Sarah Urist Green: Wow.

Lori Walsh: Right?

Sarah Urist Green: Yeah. Yeah.

Lori Walsh: And people I think are having fun with this, but I think some advice from you as far as, you know, how do you make it a little bit better? How do you look at the project artistically and say, "I'm really doing this to document something, but it's going to be around for a long time and I would like it to be it's best."

How do we see, as an artist, as we look in the world that we're living in and the experience we're having right now and we try to preserve it for not only ourselves but others?

Sarah Urist Green: Well, I'm a big believer in trying things a few times. So a lot of us have phones in our pockets with cameras on them and it can be an amazingly powerful tool. So I think thinking about this challenge of documenting your experience, of course the first thing that might pop into your mind is photography, and that can be a wonderful way of representing a time.

And if you do take some photographs of the time, take the same photo, 10, 20, 30 different ways.
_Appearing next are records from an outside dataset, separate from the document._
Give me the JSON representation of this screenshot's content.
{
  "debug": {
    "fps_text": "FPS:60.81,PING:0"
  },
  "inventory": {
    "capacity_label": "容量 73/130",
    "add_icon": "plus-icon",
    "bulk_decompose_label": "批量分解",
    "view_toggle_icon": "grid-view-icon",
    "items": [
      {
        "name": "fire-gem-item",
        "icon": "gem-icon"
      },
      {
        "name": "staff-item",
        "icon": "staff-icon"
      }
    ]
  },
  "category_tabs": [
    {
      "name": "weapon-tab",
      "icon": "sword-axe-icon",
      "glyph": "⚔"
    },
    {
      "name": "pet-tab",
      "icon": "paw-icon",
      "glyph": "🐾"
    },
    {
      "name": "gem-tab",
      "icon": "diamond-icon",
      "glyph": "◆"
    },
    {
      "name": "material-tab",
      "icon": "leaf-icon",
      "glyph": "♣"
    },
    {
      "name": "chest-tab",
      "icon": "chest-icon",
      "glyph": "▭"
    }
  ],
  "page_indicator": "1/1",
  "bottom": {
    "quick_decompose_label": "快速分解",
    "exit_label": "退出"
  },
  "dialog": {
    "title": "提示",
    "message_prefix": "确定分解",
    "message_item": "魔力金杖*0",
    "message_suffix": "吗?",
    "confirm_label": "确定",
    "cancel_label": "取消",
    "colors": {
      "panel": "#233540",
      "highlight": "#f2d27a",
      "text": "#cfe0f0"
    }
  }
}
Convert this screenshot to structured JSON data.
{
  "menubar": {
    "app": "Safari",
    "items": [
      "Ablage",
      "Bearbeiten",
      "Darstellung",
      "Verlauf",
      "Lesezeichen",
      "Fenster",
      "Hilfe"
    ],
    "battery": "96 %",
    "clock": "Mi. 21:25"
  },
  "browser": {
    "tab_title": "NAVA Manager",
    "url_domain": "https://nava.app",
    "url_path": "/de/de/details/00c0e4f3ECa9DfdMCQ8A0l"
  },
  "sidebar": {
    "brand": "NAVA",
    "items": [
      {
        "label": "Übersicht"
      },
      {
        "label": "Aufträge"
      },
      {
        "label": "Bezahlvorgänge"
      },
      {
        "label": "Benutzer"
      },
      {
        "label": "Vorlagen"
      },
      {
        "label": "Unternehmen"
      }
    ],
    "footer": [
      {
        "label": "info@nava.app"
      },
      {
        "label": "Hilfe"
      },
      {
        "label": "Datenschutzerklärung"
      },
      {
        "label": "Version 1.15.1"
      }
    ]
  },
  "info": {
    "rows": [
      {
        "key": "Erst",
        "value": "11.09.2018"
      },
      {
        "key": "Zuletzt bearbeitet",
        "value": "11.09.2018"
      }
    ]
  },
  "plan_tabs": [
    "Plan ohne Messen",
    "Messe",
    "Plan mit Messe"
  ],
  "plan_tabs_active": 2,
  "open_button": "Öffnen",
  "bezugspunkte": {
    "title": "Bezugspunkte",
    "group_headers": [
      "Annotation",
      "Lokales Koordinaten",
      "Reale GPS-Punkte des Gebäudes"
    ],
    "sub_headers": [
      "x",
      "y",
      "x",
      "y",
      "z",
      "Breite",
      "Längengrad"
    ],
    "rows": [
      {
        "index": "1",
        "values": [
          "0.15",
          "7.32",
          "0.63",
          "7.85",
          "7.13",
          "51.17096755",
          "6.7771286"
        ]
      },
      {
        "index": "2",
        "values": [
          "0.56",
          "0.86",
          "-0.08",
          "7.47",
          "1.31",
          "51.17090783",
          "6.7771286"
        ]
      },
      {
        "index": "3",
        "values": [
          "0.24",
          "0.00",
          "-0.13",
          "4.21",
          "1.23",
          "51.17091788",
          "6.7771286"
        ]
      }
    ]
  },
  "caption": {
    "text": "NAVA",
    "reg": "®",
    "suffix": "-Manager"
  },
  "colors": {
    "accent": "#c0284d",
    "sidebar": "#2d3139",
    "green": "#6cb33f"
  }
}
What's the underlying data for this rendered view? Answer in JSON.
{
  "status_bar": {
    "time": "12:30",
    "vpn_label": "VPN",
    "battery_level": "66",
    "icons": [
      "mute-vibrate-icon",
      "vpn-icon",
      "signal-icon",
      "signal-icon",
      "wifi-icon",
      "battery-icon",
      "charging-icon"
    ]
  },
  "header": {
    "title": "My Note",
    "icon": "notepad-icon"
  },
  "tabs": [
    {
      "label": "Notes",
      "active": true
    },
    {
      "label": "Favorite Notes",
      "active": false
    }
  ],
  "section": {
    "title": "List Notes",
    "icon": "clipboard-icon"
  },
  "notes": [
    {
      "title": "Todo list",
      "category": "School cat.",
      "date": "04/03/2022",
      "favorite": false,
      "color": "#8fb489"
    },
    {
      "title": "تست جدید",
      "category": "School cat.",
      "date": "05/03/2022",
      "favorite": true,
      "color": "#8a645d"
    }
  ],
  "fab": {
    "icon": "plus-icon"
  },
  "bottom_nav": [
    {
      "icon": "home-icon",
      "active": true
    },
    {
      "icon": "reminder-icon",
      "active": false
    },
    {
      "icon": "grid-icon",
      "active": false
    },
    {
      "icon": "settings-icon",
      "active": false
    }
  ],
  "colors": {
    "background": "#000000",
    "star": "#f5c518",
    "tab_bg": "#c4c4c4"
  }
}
Change the light, move your position, take a deep breath in and hold your breath while you press the photo button to like make sure that you're being as still as possible. Rest your camera on a surface, rest your phone on the surface so that it's a stable. There's like little things you can do to kind of take it up a little. Slow down, take a lot of pictures and then look at them after. Crop them differently. Decide on the best shot.

So if you're going to that approach with photography, great, but then also think outside of the box. Maybe you want to create a book stack that reflects this time. Maybe you want to make a rug out of old t-shirts that you've dragged out of the closet. That's another assignment in the book using this hand knotting technique, and maybe that's a document of the time. Maybe it's a collection of objects you found on the sidewalk during your daily walk.
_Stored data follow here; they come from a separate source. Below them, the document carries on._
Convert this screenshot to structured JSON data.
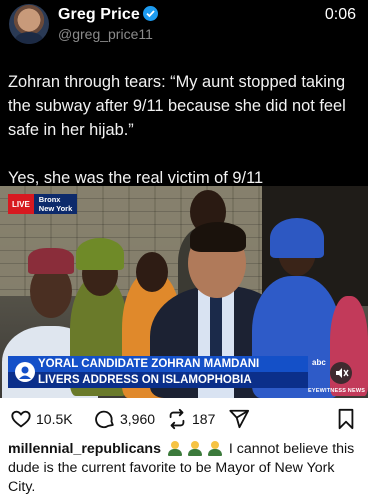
{
  "tweet": {
    "author_name": "Greg Price",
    "handle": "@greg_price11",
    "video_time": "0:06",
    "text_paragraphs": [
      "Zohran through tears: “My aunt stopped taking the subway after 9/11 because she did not feel safe in her hijab.”",
      "Yes, she was the real victim of 9/11"
    ]
  },
  "video": {
    "live_label": "LIVE",
    "location_line1": "Bronx",
    "location_line2": "New York",
    "headline_line1": "YORAL CANDIDATE ZOHRAN MAMDANI",
    "headline_line2": "LIVERS ADDRESS ON ISLAMOPHOBIA",
    "network_logo": "abc",
    "program": "EYEWITNESS NEWS",
    "sound_icon": "mute-icon"
  },
  "post": {
    "likes": "10.5K",
    "comments": "3,960",
    "reposts": "187",
    "caption_user": "millennial_republicans",
    "caption_emojis": [
      "man-farmer",
      "man-farmer",
      "man-farmer"
    ],
    "caption_text": "I cannot believe this dude is the current favorite to be Mayor of New York City."
  },
  "colors": {
    "tweet_bg": "#000000",
    "verified": "#1d9bf0",
    "live_red": "#d71920",
    "lower_third_blue": "#1450c8"
  }
}
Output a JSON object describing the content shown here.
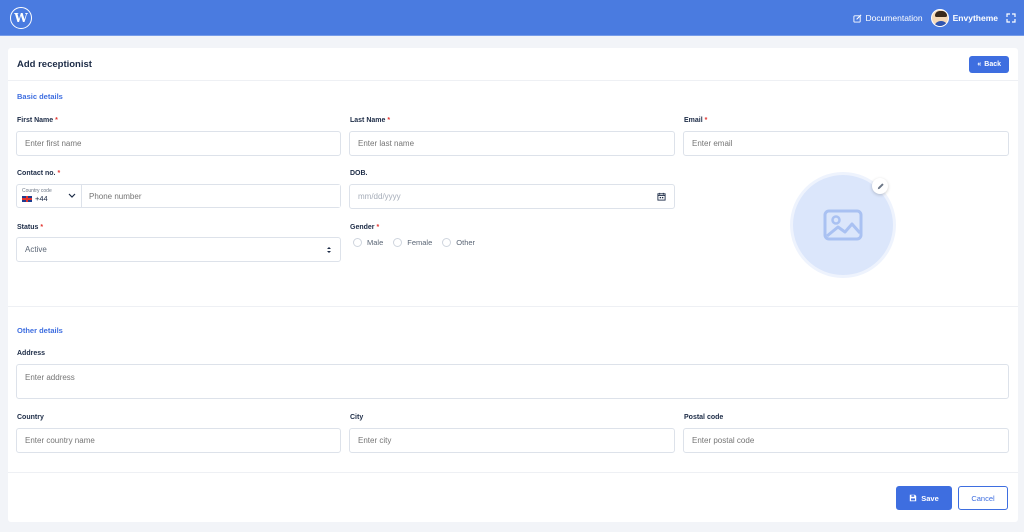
{
  "topbar": {
    "logo_icon": "wordpress-logo-icon",
    "documentation_label": "Documentation",
    "user_name": "Envytheme"
  },
  "card": {
    "title": "Add receptionist",
    "back_label": "Back"
  },
  "basic": {
    "section_title": "Basic details",
    "first_name": {
      "label": "First Name",
      "placeholder": "Enter first name"
    },
    "last_name": {
      "label": "Last Name",
      "placeholder": "Enter last name"
    },
    "email": {
      "label": "Email",
      "placeholder": "Enter email"
    },
    "contact": {
      "label": "Contact no.",
      "country_code_label": "Country code",
      "country_code_value": "+44",
      "placeholder": "Phone number"
    },
    "dob": {
      "label": "DOB.",
      "placeholder": "mm/dd/yyyy"
    },
    "status": {
      "label": "Status",
      "value": "Active"
    },
    "gender": {
      "label": "Gender",
      "options": [
        "Male",
        "Female",
        "Other"
      ]
    }
  },
  "other": {
    "section_title": "Other details",
    "address": {
      "label": "Address",
      "placeholder": "Enter address"
    },
    "country": {
      "label": "Country",
      "placeholder": "Enter country name"
    },
    "city": {
      "label": "City",
      "placeholder": "Enter city"
    },
    "postal": {
      "label": "Postal code",
      "placeholder": "Enter postal code"
    }
  },
  "actions": {
    "save_label": "Save",
    "cancel_label": "Cancel"
  },
  "required_mark": "*",
  "colors": {
    "topbar": "#4a7be0",
    "accent": "#3e6ee0",
    "required": "#e3342f",
    "background": "#f2f4f8"
  }
}
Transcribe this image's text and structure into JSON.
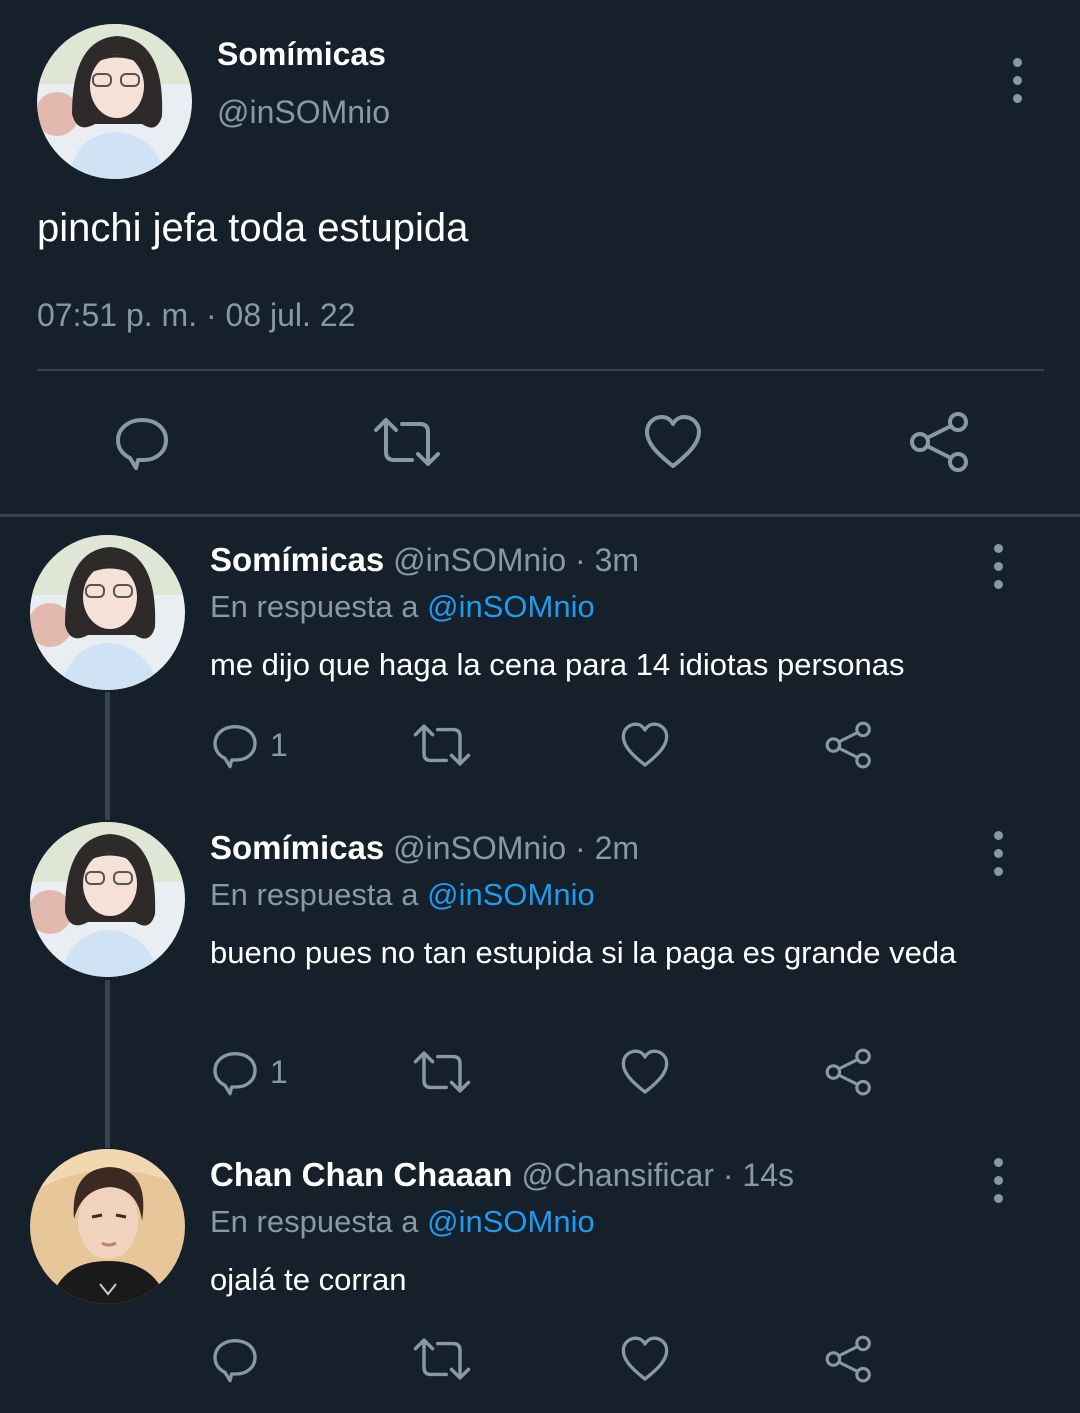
{
  "main_tweet": {
    "display_name": "Somímicas",
    "handle": "@inSOMnio",
    "text": "pinchi jefa toda estupida",
    "timestamp": "07:51 p. m. · 08 jul. 22"
  },
  "replies": [
    {
      "display_name": "Somímicas",
      "handle": "@inSOMnio",
      "time": "· 3m",
      "reply_prefix": "En respuesta a",
      "reply_to": "@inSOMnio",
      "text": "me dijo que haga la cena para 14 idiotas personas",
      "reply_count": "1"
    },
    {
      "display_name": "Somímicas",
      "handle": "@inSOMnio",
      "time": "· 2m",
      "reply_prefix": "En respuesta a",
      "reply_to": "@inSOMnio",
      "text": "bueno pues no tan estupida si la paga es grande veda",
      "reply_count": "1"
    },
    {
      "display_name": "Chan Chan Chaaan",
      "handle": "@Chansificar",
      "time": "· 14s",
      "reply_prefix": "En respuesta a",
      "reply_to": "@inSOMnio",
      "text": "ojalá te corran",
      "reply_count": ""
    }
  ],
  "icons": [
    "reply-icon",
    "retweet-icon",
    "like-icon",
    "share-icon",
    "more-options-icon"
  ],
  "colors": {
    "background": "#15202b",
    "muted": "#8899a6",
    "link": "#1d9bf0",
    "divider": "#38444d"
  }
}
So I encourage people to sort of think outside the box, think about what they're already doing and pay attention to ways they might present that in a creative way.

Lori Walsh: This changes who we are and how we experience our days in such a profound way. In our remaining time, Sarah, tell us about the virtual book tour, because I'm looking at the list of where you and John Green, your husband were coming. And you're not coming, you were never coming to Sioux Falls or Rapid City or anywhere in South Dakota anyway, but now we get to participate in ways that we couldn't have before. So how do we join you virtually?

Sarah Urist Green: Yeah. So you can go totheartassignment.com, our website, and look at the tour tab and see. We'll be having a series of virtual events on YouTube through their live streaming and also on Instagram Live. And yes, would it have been great to have in person events this week? Of course, but it's really wonderful to have this platform to be able to reach wider audiences.

We had our first event last night on YouTube and it was really, really wonderful and fulfilling to see people from around the world coming together for a bit of time to meet some artists, to talk about art and to be connected. So I'm really excited that I'm able to do the virtual tour. And while there's so much wrong with this moment, I'm really trying to focus on what is right and what is possible and how we're going to get through it.

Lori Walsh: Do you think we will remember the art that we make during this time for the rest of our lives?

Sarah Urist Green: Oh yes.

Lori Walsh: It has a different weight to it. We've just got about 30 seconds left, but it has a different weight to it, doesn't it?

Sarah Urist Green: It really does. I mean, I know that I've been making things. I've been making paper weavings with my kids. We've cut up the newspaper that had images from hospitals on it and made it into a paper weaving. I will always remember this time and I'm so glad that I'll have art to document it and to stay with me.

Lori Walsh: Well, this book came at a great time for me personally as I sort of struggled with how to do this job and do it well, and also find some joy. And then this landed on my desk and I'm so thrilled to have it in hardcover right now, as well as the digital videos that you create. So Sarah, thank you so much for all that you've done for us and all that this work is going to do in the world during this difficult time. We appreciate you.

Sarah Urist Green: Thank you so much, Lori.